Wednesday, August 17, 2011

The ‘Will to Truth’ -- and Woman

Nietzsche apotheosizes the ‘will to truth’ counter our purer expectations as the will not to be deceived, thus he connects truth with a woman, exposing the desire for truth as a desire like any other.



Thus Nietzsche asks “What really is it in us that wants ‘the truth’?” and carries the erotic resonance of the question to the issue of questioning as such, reminding us, fully cognizant of the invocation of the sphinx, of Oedipus who himself searched himself, taking counsel from no one and after winning his fortune, finally found his own fatal answer to the question, “Who really is it here who questions us?”
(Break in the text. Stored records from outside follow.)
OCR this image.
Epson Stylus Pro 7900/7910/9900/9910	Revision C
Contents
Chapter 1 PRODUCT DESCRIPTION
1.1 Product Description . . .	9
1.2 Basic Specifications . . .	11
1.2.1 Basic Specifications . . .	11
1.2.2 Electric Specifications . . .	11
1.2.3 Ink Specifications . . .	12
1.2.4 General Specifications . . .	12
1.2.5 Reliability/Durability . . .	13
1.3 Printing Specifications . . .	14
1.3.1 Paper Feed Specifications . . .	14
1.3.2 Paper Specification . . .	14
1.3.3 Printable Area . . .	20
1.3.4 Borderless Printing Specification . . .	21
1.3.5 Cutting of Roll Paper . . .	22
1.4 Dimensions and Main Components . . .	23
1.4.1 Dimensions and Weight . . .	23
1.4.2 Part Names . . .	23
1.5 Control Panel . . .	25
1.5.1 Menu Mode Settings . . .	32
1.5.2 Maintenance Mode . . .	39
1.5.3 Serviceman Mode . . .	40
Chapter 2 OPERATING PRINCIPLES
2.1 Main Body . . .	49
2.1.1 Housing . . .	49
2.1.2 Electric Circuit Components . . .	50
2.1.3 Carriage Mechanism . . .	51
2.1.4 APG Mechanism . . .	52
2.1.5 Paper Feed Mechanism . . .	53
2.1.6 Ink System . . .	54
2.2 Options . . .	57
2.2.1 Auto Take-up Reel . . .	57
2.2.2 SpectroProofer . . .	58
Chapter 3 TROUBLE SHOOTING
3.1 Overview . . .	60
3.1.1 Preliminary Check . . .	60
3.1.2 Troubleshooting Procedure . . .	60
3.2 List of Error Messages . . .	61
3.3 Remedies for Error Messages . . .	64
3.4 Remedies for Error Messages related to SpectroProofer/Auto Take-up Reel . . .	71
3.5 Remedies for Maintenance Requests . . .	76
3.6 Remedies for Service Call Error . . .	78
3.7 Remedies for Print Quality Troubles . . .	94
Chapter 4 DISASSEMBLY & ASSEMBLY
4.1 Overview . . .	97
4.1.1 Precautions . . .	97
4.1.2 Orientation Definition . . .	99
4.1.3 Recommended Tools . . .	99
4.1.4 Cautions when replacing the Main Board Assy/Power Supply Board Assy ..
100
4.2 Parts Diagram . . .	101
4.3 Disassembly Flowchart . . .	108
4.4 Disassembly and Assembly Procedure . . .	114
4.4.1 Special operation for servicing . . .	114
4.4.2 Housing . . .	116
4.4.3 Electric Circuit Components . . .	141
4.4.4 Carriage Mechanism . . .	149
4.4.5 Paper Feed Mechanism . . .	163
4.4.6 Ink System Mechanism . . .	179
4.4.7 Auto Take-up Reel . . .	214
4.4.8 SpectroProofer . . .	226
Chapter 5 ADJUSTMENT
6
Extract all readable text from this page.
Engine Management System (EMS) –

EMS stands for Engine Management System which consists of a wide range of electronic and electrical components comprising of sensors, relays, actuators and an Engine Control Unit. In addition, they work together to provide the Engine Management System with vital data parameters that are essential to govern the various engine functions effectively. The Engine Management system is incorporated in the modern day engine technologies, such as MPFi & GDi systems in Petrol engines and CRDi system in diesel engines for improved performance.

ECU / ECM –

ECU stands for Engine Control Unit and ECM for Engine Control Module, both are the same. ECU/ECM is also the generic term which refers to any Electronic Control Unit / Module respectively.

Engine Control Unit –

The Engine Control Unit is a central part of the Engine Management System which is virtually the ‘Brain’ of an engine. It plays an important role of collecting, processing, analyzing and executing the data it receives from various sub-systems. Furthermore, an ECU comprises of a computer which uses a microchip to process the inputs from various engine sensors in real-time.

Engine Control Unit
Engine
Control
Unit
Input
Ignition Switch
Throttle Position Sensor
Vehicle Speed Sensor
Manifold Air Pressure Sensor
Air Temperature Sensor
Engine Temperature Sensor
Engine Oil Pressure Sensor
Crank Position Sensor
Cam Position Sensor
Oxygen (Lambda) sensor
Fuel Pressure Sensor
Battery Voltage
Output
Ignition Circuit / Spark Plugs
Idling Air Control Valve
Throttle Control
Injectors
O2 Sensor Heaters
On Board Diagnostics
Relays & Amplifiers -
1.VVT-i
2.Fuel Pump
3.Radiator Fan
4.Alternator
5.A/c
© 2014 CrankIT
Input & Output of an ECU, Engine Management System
In an examination of conscience drawn from Kant’s moral philosophy and thence conveyed to Freud via Nietzsche himself as the locus of the unconscious in us, we can never know if it is “the question concerning the problem of the value of truth” that steps before us, or if we ourselves all-too-unknowingly have “stepped before this problem? Which of us is Oedipus here? Which of us Sphinx?” (BGE §1)
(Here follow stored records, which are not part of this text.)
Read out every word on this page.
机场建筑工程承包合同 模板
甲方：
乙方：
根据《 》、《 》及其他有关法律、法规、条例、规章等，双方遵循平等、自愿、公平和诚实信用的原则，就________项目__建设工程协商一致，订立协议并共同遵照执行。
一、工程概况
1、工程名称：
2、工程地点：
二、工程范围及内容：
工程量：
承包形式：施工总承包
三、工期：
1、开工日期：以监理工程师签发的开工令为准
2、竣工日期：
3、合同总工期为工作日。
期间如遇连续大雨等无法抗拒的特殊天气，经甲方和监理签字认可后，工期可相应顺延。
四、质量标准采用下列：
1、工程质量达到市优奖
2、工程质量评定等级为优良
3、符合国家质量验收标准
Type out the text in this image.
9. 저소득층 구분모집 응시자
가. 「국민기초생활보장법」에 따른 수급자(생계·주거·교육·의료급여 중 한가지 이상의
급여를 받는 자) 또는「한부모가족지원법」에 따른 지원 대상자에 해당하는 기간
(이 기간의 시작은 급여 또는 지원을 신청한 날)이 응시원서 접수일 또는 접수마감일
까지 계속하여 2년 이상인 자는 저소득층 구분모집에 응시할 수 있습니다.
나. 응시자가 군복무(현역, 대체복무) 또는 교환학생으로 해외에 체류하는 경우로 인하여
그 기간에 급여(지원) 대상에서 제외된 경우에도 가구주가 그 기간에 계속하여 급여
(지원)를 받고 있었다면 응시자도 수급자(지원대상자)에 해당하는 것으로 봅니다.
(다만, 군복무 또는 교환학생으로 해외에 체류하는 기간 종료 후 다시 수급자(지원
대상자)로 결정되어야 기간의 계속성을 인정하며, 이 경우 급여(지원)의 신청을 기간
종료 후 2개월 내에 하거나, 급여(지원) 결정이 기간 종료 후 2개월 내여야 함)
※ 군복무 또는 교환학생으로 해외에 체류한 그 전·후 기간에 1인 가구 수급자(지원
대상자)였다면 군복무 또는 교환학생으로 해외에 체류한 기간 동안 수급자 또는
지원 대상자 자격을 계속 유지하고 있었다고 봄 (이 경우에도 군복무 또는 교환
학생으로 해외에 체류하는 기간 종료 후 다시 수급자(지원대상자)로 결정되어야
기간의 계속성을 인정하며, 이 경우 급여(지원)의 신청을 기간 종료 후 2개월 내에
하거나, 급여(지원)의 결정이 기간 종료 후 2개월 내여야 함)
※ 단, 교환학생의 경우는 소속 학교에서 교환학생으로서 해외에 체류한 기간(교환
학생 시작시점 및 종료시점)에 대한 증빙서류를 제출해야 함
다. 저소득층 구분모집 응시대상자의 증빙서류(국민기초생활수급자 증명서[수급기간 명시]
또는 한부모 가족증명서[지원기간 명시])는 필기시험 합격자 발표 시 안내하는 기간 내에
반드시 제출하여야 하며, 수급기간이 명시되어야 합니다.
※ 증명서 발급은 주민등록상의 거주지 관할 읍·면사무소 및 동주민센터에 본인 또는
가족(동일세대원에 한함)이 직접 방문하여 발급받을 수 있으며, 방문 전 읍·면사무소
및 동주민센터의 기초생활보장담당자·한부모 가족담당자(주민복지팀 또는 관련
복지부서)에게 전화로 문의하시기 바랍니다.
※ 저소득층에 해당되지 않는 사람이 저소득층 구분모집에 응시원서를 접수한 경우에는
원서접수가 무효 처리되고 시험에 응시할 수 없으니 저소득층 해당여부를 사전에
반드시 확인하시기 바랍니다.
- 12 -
Supposing, what if, truth were a woman?

Nietzsche's supposition is provocative and a great deal of winking and no small amount of feminist preening has been expended in reaction. As such, however, Nietzsche’s question reveals less about the femininity of truth than the masculinity of its seekers.
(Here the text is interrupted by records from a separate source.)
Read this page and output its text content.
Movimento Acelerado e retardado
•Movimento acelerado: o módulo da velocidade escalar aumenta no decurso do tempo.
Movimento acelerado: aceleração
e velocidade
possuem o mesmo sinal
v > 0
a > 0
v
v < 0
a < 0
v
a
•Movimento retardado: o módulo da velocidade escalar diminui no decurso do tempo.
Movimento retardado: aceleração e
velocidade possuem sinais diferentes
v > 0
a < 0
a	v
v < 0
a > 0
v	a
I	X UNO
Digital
Thus with Nietzsche’s contention that truth be regarded as a woman one has no choice but to bring a case against the suitors of or aspirants to truth and that is the point we need to make, and yet and always forget to make — and as soon as this lecture is over, for some of us already and even now, we are back to thinking as we usually do, which means that we are back to taking the standard reader’s view, the standard thinker’s view, which is of course thoroughly sexed as Nietzsche reminds us: “all philosophers, when they have been dogmatists” prove themselves both male and incompetent.

Philosophers to a man, all of truth's suitors, have been way too, all too clumsy.

Nietzsche’s philosopher, this does not surprise us, is supposed to be a man, just as Bataille’s reader is supposed to be a man.